Black Box Deep Learning
Kuka, ABB and FANUC – as are most robot makers – are late to the A.I. and deep learning party, but still very welcomed.
Aethon, a mobile robotics company focusing on the hospital industry, started their Cloud Command Center in 2013 from which they remotely monitor, support and even control the autonomous mobile robots installed at their customer’s locations. Aethon staffs the command center 24/7/365 and has over 400 TUGs in 140 locations online and in constant communication with the command center. Occasionally a TUG finds itself in a situation where it needs help. Rather than rely on customer personnel to address this, the command center takes over and manages the situation.
Algorithms monitor the status of each TUG in real-time and if the algorithms detect a TUG might need help an alert is sent to an on-duty support staff member who, using a secure VPN connection, can connect to the TUG’s on board sensors to assess the situation. In the simplest of solutions, the operator can drive the device out of the situation. Whatever the case, the command system updates with the solution and the criteria that precipitated the situation. Thus the system is not only handling problems, it is learning how to anticipate those very same situations in the future and proactively prevent them.
The most visible of the efforts in deep learning are in Silicon Valley which has seen widespread start-ups in A.I. research by almost every car company, Baidu, Alibaba and, most recently, Toyota’s $1 billion investment in establishing the SV Toyota Research Institute headed by Gil Pratt (of DARPA’s Robotics Challenge fame).
Apple, Google and Facebook have led investment in more advanced uses, but practical deep learning systems such as Aethon’s, FANUC’s and Kuka’s are also becoming prevalent in the industrial sector.

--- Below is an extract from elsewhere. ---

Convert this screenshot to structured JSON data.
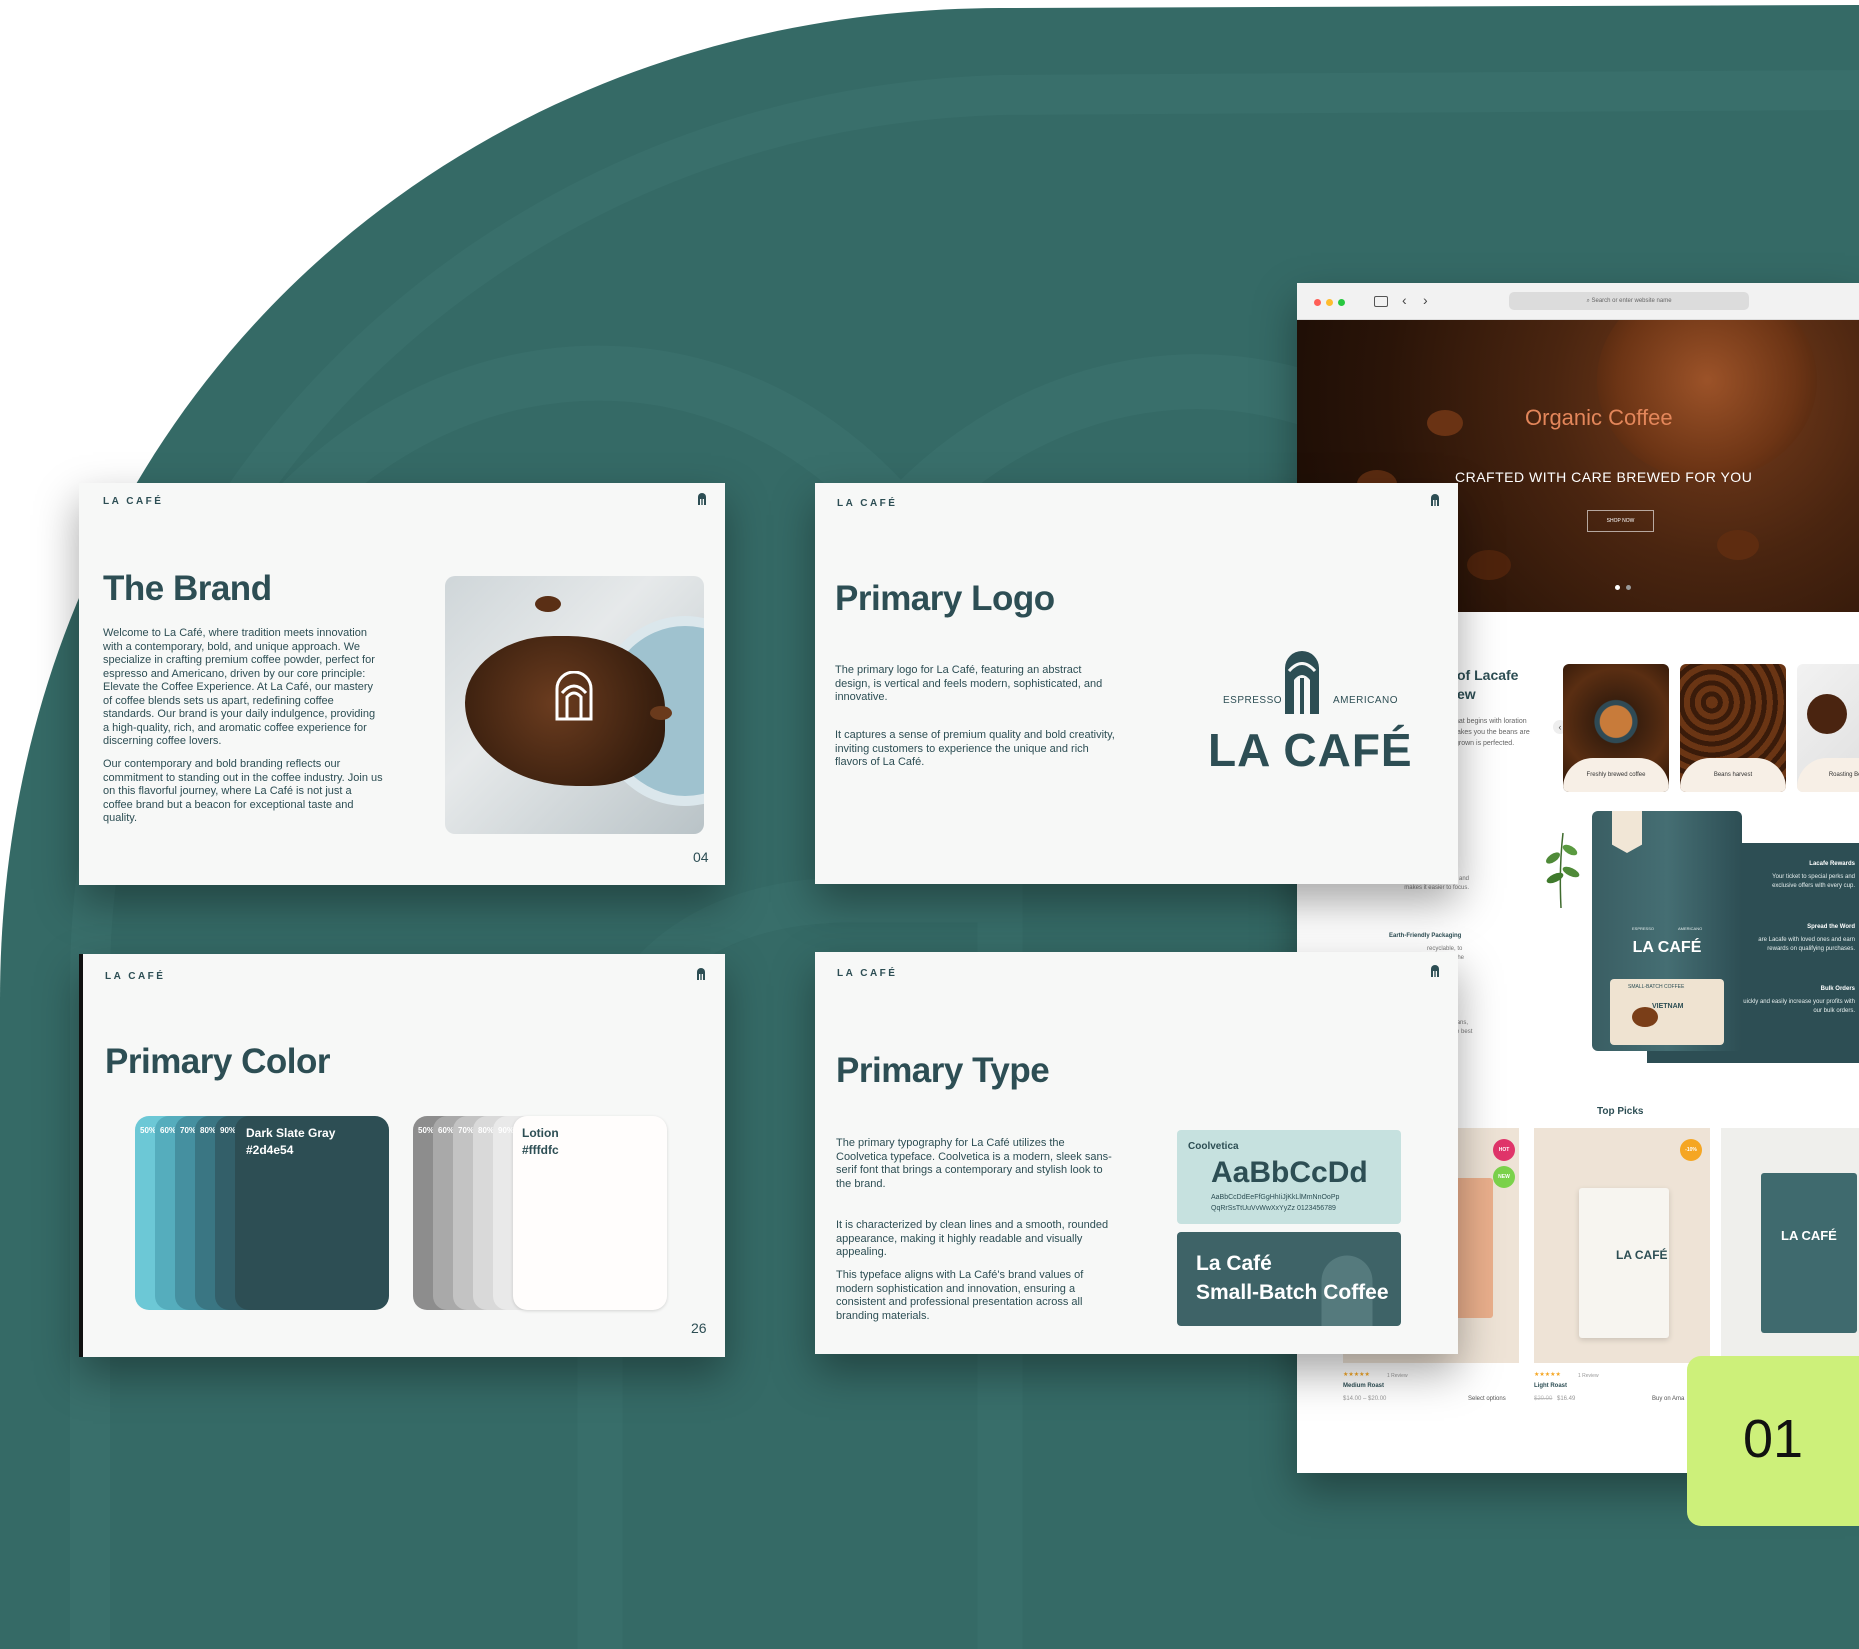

The black box concept, i.e., the storing of streamed sensor data for analysis and learning, is a valuable tool in air safety and may soon become a mainstay in autonomously driven transportation, mobile robots and robotics in general. That data, and super-fast computer processing, are enabling deep learning engines to find and build patterns that can make the devices safer, more productive, and more cost effective.